Speakers

On job market

Sebastian Jävervall

Department of Economics & UCFS, Uppsala University

I am a PhD student in economics at the Department of Economics, Uppsala University. My research focuses on the intersection between political economy and development economics, with a particular focus on the effects of corruption and anti-corruption policies.

Cloda Jenkins

University College London

Dr Cloda Jenkins is a Principal Teaching Fellow at the Department of Economics University College London. She is Associate Director of UCL's Centre for Teaching and Learning Economics (CTaLE), a member of the UK Economics Network Executive Group and a member of the EEA Standing Committee on Economics Education. Her main research interests in economics education are linked to developing student skills through active learning and alternative assessment design. She led the Economics Network work on Developing Employability Skills in Economics Degrees and has co-authored the CTaLE Guide to Adaptable Learning Design in Economics. She has worked as an economic consultant and in government, specialising in the fields of economics of regulation and competition policy, with particular focus on the design of incentives to change company and consumer behaviours.

Peter Jensen

University of Southern Denmark

Peter S. Jensen is a Professor at the Department of Business and Economics, University of Southern Denmark. He has published in international journals such as Journal of the European Economic Association, Economic Journal, Journal of Development Economics, Journal of Economic Growth and Journal of Public Economics. His current research focuses on economic growth and economic history.

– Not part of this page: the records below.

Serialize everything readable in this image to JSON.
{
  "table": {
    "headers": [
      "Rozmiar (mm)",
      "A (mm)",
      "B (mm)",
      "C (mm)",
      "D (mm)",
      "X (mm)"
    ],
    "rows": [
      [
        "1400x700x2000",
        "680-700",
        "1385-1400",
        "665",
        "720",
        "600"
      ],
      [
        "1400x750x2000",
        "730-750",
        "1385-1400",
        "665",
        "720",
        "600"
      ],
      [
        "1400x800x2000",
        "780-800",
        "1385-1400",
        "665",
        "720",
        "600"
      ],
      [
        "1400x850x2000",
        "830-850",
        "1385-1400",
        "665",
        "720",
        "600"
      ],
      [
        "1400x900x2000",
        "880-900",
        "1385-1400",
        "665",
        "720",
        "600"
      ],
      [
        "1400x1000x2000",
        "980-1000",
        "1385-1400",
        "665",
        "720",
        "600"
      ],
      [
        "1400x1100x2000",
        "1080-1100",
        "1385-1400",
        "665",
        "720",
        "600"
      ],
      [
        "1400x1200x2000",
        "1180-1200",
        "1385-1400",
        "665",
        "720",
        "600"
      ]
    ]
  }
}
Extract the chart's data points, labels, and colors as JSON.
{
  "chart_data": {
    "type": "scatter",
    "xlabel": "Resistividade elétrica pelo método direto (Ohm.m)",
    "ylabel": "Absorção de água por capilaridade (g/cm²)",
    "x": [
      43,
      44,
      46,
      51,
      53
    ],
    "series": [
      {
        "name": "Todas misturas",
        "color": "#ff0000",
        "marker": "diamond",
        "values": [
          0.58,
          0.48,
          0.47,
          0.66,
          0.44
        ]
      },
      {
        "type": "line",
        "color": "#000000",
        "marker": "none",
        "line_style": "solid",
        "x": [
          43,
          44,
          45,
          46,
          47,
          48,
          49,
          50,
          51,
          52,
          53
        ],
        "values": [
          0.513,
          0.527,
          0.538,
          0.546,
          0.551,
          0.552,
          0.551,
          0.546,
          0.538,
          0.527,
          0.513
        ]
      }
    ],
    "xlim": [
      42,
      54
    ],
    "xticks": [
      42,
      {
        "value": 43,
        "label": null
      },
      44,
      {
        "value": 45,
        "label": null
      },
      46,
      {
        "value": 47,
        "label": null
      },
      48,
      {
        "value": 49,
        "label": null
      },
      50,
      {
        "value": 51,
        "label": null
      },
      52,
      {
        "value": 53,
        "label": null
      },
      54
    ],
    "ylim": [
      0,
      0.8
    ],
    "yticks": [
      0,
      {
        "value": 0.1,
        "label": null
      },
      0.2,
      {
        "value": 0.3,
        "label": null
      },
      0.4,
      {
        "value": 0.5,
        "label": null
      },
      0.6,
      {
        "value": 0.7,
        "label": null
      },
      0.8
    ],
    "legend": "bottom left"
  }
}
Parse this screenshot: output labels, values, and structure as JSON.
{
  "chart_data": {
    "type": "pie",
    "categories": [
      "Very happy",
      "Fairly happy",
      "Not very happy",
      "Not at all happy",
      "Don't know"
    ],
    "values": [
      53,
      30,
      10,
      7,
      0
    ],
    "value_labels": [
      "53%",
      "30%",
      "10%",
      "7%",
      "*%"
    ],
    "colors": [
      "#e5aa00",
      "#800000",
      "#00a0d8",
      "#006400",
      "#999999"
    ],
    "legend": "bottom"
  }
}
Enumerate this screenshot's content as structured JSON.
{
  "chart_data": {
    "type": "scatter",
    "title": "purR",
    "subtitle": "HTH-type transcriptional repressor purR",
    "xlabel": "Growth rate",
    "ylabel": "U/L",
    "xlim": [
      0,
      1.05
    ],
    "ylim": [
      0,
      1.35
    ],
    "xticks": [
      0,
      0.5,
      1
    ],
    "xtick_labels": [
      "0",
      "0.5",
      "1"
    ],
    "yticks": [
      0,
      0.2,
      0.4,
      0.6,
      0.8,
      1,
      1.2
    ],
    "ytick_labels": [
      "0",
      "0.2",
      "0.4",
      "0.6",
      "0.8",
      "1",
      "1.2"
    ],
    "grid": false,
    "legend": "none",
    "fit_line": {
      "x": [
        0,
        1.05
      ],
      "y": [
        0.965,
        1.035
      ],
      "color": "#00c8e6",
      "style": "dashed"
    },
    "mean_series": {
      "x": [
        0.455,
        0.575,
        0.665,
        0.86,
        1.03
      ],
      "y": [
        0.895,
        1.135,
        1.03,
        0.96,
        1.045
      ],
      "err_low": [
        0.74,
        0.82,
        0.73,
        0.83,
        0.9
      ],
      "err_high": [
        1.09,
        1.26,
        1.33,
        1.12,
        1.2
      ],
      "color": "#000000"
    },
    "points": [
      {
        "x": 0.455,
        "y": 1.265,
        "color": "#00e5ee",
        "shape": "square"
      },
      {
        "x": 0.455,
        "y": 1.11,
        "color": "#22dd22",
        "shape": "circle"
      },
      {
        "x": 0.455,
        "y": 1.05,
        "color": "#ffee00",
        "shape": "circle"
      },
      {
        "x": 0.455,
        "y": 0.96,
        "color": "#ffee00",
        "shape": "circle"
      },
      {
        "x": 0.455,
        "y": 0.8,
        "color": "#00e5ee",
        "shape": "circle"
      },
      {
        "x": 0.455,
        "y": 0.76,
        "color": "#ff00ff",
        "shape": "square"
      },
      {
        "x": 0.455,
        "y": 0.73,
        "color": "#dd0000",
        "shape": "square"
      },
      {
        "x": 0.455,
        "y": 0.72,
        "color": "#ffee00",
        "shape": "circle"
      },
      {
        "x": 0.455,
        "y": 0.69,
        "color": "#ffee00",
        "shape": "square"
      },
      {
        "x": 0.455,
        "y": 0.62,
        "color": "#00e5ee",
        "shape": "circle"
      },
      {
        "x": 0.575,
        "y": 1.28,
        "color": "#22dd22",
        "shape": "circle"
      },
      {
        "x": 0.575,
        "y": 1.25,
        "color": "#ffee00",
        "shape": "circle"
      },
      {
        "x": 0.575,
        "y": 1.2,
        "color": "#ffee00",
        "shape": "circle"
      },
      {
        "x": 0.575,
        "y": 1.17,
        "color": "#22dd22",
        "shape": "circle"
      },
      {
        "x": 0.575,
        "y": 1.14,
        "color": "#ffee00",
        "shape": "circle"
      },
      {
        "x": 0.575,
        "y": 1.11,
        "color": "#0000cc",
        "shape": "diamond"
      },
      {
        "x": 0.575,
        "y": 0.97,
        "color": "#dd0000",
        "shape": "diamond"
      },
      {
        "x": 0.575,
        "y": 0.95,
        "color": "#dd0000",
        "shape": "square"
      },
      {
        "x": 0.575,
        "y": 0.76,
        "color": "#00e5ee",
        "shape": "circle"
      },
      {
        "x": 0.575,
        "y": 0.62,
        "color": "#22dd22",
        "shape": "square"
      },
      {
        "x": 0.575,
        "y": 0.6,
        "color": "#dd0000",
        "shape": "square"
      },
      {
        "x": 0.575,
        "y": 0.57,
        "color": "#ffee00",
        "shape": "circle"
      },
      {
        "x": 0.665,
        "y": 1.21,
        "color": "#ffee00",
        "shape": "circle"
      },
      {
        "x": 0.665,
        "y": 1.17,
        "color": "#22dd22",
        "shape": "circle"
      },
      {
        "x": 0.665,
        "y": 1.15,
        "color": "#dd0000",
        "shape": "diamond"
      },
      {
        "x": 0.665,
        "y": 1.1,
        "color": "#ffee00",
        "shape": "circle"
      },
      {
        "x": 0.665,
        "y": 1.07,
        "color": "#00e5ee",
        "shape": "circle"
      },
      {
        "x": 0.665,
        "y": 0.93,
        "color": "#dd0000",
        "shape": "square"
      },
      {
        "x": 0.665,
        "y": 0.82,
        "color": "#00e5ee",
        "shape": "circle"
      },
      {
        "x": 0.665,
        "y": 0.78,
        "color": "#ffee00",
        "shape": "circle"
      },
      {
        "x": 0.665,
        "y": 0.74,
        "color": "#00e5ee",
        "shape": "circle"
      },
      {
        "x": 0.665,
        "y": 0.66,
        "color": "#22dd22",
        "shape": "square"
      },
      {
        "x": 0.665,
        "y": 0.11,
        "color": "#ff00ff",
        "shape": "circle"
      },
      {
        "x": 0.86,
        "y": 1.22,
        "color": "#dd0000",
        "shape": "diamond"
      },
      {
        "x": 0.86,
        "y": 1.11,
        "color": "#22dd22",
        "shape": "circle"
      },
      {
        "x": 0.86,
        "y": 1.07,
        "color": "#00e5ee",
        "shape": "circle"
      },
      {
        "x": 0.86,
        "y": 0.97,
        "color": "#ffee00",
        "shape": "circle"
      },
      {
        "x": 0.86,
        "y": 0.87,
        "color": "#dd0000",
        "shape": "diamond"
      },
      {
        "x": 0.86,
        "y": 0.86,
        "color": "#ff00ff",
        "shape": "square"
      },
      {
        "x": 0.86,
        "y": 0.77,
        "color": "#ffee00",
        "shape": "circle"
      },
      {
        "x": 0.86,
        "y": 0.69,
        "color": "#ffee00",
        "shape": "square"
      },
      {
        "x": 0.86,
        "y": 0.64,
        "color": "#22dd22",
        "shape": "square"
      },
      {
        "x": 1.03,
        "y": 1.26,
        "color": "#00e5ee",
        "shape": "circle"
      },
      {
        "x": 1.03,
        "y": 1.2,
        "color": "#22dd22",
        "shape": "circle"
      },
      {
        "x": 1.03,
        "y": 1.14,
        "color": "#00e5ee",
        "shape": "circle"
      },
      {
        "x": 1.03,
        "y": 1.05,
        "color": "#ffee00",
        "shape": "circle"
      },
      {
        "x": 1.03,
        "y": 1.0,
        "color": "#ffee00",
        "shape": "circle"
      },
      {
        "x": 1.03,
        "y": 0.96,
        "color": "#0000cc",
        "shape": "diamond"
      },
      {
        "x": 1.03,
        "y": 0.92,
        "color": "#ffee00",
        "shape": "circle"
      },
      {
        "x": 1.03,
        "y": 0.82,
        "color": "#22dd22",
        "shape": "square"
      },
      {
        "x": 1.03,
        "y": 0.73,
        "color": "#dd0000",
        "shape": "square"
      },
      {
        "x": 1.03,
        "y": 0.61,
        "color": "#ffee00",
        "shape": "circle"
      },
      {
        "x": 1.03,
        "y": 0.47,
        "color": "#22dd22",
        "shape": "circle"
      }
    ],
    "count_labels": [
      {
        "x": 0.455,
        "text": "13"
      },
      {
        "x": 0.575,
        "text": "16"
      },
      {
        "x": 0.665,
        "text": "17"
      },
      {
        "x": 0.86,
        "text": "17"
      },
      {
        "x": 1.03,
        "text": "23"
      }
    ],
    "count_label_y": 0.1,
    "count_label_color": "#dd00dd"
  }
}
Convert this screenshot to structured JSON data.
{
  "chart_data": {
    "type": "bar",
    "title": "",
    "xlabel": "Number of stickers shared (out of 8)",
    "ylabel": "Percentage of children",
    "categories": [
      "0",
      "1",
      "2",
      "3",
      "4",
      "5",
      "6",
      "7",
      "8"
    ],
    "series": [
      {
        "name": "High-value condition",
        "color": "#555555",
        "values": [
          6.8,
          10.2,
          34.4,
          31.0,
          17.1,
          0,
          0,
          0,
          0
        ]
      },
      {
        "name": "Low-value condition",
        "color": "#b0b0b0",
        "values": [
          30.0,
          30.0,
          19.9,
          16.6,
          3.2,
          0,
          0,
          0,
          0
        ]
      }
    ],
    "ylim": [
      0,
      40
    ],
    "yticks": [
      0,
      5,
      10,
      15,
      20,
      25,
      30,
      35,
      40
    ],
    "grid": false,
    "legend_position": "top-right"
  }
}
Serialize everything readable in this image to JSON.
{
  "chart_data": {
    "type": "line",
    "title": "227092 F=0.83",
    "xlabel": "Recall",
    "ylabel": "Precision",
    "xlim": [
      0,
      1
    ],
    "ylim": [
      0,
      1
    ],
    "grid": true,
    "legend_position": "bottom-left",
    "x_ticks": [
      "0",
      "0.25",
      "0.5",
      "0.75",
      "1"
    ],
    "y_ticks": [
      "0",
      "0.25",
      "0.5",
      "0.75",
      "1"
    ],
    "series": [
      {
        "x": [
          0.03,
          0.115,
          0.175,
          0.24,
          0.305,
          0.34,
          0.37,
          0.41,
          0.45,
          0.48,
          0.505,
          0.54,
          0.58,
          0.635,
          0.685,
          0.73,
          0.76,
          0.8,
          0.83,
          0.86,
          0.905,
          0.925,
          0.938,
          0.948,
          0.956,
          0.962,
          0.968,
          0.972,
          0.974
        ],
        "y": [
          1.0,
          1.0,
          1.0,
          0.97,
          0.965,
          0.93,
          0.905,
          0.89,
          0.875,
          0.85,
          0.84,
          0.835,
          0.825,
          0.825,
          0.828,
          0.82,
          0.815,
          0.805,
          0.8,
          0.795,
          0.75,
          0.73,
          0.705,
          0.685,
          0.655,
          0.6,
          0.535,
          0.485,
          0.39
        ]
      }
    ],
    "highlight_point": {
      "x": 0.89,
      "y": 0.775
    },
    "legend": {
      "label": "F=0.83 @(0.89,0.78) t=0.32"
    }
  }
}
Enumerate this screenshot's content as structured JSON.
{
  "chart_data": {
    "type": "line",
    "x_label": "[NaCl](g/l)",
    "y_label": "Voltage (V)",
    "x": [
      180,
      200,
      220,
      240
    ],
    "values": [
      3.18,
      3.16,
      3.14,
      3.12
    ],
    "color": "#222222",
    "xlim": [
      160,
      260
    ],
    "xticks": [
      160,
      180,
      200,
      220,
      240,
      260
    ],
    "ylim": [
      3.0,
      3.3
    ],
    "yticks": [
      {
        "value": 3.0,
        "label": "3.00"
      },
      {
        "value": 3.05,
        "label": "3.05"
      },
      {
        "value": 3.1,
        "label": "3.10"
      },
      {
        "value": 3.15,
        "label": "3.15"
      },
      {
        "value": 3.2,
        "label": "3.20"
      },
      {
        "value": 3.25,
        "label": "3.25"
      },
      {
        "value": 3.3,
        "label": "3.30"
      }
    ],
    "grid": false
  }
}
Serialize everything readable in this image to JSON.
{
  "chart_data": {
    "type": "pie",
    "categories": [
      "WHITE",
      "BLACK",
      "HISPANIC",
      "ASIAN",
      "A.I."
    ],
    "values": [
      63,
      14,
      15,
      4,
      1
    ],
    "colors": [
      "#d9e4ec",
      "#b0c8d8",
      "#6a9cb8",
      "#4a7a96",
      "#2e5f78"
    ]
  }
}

Mathias Fjællegaard Jensen

Copenhagen Business School

My current research projects focus on the roles of gender and family in the labour market. By utilising Danish register data, I do research on gender variations in labour market outcomes as well as in responses to policy reforms. For example, in the paper I will present at EEA Virtual 2020, I test how the employment of task-specific skills and their returns depend on the gender of the worker by exploiting a novel combination of Danish job vacancy data and matched employer-employee register data. Before commencing my PhD in economics at Copenhagen Business School, I studied both economics and gender studies at the University of Cambridge. I visited the Centre for Economic Performance at the LSE from January to June 2018 and the Department of Economics at Stanford University in February 2020.

Emiel Jerphanion

Tilburg University / Alliance Manchester Business School

Emiel recently finished his PhD in Finance at Tilburg University and will start as Lecturer (Assistant Professor) at the Alliance Manchester Business School in September 2020. His main research interest is understanding how credit supply affects household finance decisions, with a particular focus on showing causal effects of credit provision on saving behavior and investments in risky assets and human capital.

Andreas Joseph

Bank of England

Andreas obtained his PhD from City University of Hong Kong in 2014 investigating the network structure of international trade and financial flows. After spending one year in the economics directorate of the ECB, he joined the Bank of England’s Advanced Analytics Division as a research economist. His work and research agenda includes the application of machine learning to central bank and policy problems, the investigation of firm behaviour during crisis times and public engagement to better understand the public’s perception of economic conditions and policy decisions.

Knut-Eric Joslin

Kristiania University College

Assistant professor at Kristiania University College since September 2019. Previously worked as a postdoc at Uppsala University. PhD from BI Norwegian Business School.

Edouard Jousselin

Banque de France

Edouard Jousselin is an Economist in the division of macroeconomic analysis and forecasting at Banque de France. His work mainly focuses on competition analysis on the goods and labour markets as well as evaluation of local taxation.

Alexander Jung

European Central Bank

Thomas Jungbauer

Cornell University

My name is Thomas Jungbauer, I am Assistant Professor of Strategy & Business Economics at the Johnson Graduate School of Management at Cornell University in Ithaca, New York. I am an applied micro-economic theorist with diverse research interests covering market design, industrial organization, labor economics and entrepreneurship. I have been working on models of misrepresentation and manipulation, matching in the labor market when firms have market power, and the determinants of the branding decision in firms that sell vertically differentiated products. Recently, I started working on models related to the organization of innovation, and as well as the impact of online consumer reviews and online advertising on different industries. My newest paper deals with the connection of employee poaching, turnover, and managerial compensation. I am originally from the region close to Vienna, Austria, and received my PhD in Managerial Economics & Strategy from the Kellogg School of Management at Northwestern University in 2016. Currently I teach Business Strategy across various MBA programs at Johnson.